MINNEAPOLIS — The man in charge is blaming himself because that’s where all of this starts. But even that doesn’t begin to answer all the questions.
Kirk Ferentz sat at the postgame press conference wearing a black hoodie with a Tigerhawk logo on the left side. He looked pissed off. His words screamed frustration, but they were candid, and kudos to him for that. Honesty is the first step in recovery after your team’s been stripped of its dignity.
“We’ll find out,” he said, answering a question about whether his team has the mental toughness to bounce back from a 51-14 humiliation. “That’s the thing about the season; you play 12 games, you find out a lot as it goes.”
But what have we really found out? Nine games into the season, and I find it really hard to answer that question.
Nine games is more than long enough for a college-football team to establish an identity, yet Iowa seems to be the one team in the country without one. The Hawkeyes’ style of play has provided some clues, but without any legitimate consistency, it’s hard to truly say what kind of team we’re dealing with.
The Hawkeyes played well, but not great, against Northern Iowa, did just enough to get by Ball State, gave the game away to Iowa State, came back to beat Pittsburgh, played poorly against a truly bad Purdue team, exploded offensively over Indiana, lost a rough one to Maryland, played damn-near perfectly against Northwestern, and then laid an egg this past weekend against Minnesota.

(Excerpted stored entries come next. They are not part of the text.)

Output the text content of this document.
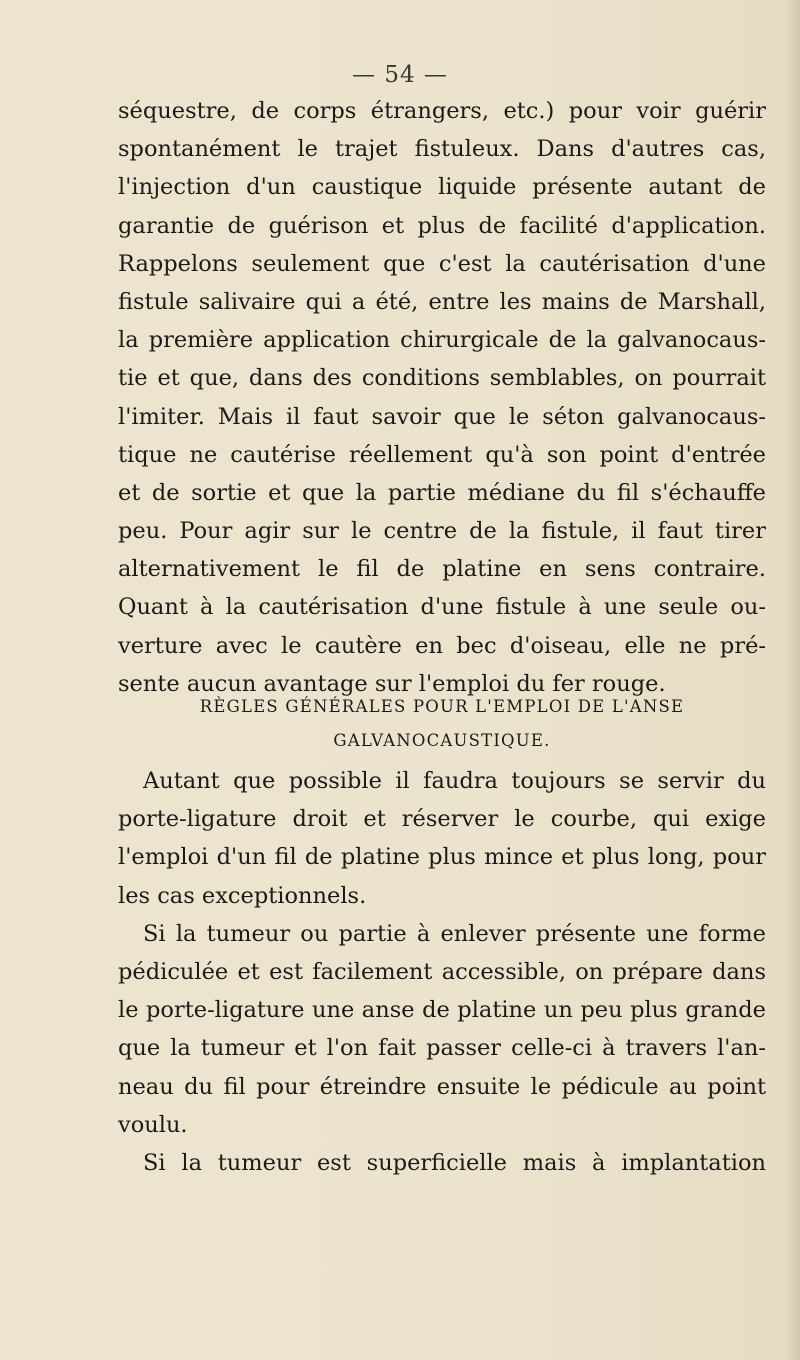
— 54 —
séquestre, de corps étrangers, etc.) pour voir guérir
spontanément le trajet fistuleux. Dans d'autres cas,
l'injection d'un caustique liquide présente autant de
garantie de guérison et plus de facilité d'application.
Rappelons seulement que c'est la cautérisation d'une
fistule salivaire qui a été, entre les mains de Marshall,
la première application chirurgicale de la galvanocaus-
tie et que, dans des conditions semblables, on pourrait
l'imiter. Mais il faut savoir que le séton galvanocaus-
tique ne cautérise réellement qu'à son point d'entrée
et de sortie et que la partie médiane du fil s'échauffe
peu. Pour agir sur le centre de la fistule, il faut tirer
alternativement le fil de platine en sens contraire.
Quant à la cautérisation d'une fistule à une seule ou-
verture avec le cautère en bec d'oiseau, elle ne pré-
sente aucun avantage sur l'emploi du fer rouge.
RÈGLES GÉNÉRALES POUR L'EMPLOI DE L'ANSE
GALVANOCAUSTIQUE.
Autant que possible il faudra toujours se servir du
porte-ligature droit et réserver le courbe, qui exige
l'emploi d'un fil de platine plus mince et plus long, pour
les cas exceptionnels.
Si la tumeur ou partie à enlever présente une forme
pédiculée et est facilement accessible, on prépare dans
le porte-ligature une anse de platine un peu plus grande
que la tumeur et l'on fait passer celle-ci à travers l'an-
neau du fil pour étreindre ensuite le pédicule au point
voulu.
Si la tumeur est superficielle mais à implantation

You’ll be hard-pressed to find any team in the country that’s played nine different games this year, yet that’s exactly what Iowa has done. The erratic play has given fans fits and caused stress among the players.
“One week, we’re all the way on the top. The next week, you never know,” middle linebacker Quinton Alston said. “We need to find that consistency, and we need to find it now.”
There are a lot of different issues at play, of course. Some are bigger than others, but perhaps the biggest of them all is the coaches don’t seem to know what, exactly, they want this team’s identity to be — especially offensively.
In the preseason, the offense had the potential to be one of Ferentz’s most talented. He finally had a fleet of healthy running backs, an explosive group of receivers, an experienced quarterback, and an offensive line that was, arguably, one of the nation’s best on paper.
What they’ve shown, though, is that the bulk of these players aren’t built for the offense they’re trying to execute. Recall that it’s only Greg Davis’s third season. It doesn’t take a genius to figure out that most of these guys were recruited to carry out former offensive coordinator Ken O’Keefe’s playbook.
The game plans each week lack coherence. They’re sporadic and, at times, unbelievable — both of the good and bad variety. The most-recent outing just so happened to be Iowa’s worst of the season.
When the game officially ended and Minnesota players ran to grab the Floyd of Rosedale trophy, Iowa players quickly shuffled into the visiting locker room. No words were spoken. Complete silence. It remained that way the whole ride home.
The players chosen to talk about the loss did so with despondent tones and glossy eyes, some on the verge of tears. They talked about needing to practice harder, to execute more efficiently, to simply play better football.
We hear that every week, though, so perhaps it’s no surprise that we never know what to expect next.
And, in a way, neither does the team.